I generally recommend 2F bandwidth for stage 1 fans and am ok if you want to go as high as 3F. The stage 1 fan is at the bottom end of the thermal neutral zone so a slight warming in the room before the next fan functions is ok – you won’t get into a heat stress situation. If you are concerned about when the later stages operate, tighten up the temperatures between these upper stages. By the time they operate you are getting serious about heat relief so have fans turn on/off at tighter temperature ranges won’t do any harm.
Mike,
Do you still suggest running heaters with 3 different gas valve settings at the lowest position for more uniform heating? Is so, when might a guy need to use the medium and high positions?
Thank you
The goal of furnace sizing is to have a furnace only large enough to just shut off on the coldest day of the year – that is – a furnace is big enough if it shuts off. The longer a furnace runs per burn cycle, the more uniform temperatures will be in the room being heated as the furnace fan is blowing air everywhere with the heated space and the temperature rise is gradual.

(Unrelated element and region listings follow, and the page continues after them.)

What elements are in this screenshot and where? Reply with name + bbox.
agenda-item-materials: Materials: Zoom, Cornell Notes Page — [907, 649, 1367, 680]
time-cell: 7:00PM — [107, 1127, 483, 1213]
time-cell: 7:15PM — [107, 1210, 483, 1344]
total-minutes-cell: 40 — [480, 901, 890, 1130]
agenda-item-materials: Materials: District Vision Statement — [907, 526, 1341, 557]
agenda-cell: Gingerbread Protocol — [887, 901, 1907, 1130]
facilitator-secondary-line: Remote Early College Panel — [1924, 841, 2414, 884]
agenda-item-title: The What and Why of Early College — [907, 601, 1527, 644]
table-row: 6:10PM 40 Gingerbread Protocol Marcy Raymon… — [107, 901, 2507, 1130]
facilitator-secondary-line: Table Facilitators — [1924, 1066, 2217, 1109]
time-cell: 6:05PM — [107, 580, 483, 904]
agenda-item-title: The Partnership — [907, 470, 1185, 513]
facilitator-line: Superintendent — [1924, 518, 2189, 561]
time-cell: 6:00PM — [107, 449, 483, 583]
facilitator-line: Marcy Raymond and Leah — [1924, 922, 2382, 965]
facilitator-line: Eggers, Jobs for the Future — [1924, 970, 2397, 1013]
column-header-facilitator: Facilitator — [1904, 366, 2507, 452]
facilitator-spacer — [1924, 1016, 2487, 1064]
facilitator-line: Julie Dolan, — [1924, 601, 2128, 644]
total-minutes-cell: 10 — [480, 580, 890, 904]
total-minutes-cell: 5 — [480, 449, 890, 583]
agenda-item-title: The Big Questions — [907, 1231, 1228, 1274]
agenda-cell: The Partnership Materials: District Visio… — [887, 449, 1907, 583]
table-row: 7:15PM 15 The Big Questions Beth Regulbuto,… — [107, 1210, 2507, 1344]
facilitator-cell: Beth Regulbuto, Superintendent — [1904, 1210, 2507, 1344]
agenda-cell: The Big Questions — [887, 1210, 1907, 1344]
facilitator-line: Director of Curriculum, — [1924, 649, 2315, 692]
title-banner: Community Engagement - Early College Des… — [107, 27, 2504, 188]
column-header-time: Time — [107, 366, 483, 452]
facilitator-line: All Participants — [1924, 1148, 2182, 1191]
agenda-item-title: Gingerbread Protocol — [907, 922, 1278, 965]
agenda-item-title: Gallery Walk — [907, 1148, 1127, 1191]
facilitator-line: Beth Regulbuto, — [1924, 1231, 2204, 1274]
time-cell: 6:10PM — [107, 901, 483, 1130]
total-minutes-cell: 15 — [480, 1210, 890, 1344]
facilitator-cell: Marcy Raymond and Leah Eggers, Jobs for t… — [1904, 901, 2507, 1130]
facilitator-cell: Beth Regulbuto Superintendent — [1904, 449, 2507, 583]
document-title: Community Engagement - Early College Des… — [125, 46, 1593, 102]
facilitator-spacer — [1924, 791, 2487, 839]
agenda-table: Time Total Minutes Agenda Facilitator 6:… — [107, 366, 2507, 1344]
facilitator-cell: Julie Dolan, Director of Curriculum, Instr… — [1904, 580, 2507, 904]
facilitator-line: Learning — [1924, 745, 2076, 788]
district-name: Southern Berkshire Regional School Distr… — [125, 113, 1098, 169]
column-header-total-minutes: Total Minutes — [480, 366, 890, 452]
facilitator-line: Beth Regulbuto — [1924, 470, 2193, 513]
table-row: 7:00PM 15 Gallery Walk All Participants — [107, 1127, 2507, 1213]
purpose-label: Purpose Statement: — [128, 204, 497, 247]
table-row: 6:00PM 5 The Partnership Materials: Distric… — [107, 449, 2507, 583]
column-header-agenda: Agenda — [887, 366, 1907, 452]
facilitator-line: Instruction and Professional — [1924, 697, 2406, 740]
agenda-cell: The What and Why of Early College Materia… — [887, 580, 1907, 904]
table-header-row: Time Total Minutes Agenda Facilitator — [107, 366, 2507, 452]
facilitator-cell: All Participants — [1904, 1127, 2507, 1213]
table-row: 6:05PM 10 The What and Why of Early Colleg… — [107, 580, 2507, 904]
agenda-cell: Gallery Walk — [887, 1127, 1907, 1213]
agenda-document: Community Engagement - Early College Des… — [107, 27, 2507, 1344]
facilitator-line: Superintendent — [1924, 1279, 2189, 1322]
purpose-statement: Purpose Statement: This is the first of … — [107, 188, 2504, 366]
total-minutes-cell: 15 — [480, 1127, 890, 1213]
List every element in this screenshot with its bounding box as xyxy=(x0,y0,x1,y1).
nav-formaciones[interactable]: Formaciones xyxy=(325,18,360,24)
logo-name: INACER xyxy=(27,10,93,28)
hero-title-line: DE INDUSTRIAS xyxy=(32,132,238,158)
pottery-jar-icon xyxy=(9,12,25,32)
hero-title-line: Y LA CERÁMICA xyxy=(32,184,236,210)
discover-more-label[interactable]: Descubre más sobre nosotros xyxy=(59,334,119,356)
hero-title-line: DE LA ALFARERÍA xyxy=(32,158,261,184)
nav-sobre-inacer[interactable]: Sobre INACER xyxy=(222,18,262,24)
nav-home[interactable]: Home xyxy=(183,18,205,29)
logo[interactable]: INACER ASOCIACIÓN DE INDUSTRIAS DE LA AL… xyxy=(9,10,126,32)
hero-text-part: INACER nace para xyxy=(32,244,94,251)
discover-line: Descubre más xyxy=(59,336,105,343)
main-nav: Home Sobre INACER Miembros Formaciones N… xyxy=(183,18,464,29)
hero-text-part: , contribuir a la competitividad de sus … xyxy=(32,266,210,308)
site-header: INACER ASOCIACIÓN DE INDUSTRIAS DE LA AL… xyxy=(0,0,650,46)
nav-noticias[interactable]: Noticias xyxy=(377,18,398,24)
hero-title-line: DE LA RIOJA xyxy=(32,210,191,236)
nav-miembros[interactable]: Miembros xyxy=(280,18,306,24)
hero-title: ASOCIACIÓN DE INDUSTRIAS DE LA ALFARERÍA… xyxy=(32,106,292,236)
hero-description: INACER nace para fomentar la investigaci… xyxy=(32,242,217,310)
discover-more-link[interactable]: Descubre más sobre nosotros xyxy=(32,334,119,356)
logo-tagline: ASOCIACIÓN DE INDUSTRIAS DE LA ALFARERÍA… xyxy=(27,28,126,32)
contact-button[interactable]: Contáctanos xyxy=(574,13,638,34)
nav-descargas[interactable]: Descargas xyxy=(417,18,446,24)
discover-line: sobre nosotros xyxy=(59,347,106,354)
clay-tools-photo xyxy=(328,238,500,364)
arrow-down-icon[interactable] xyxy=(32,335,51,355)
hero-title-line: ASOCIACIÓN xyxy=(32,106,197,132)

As you suggest, I recommend furnaces with variable output valves (the ‘blue’ valve that is between the control module and the flame). Turn it to low at the beginning of the heating season. Begin turning it higher (more heat output) when the furnace doesn’t shut off. IF the furnace shuts off, don’t change the valve setting.
In tunnel barns many set the furnace nearest to the tunnel curtain to a higher heat output – this results in more uniform room heating as the tunnel curtain end of the barn is often the coldest location in the barn.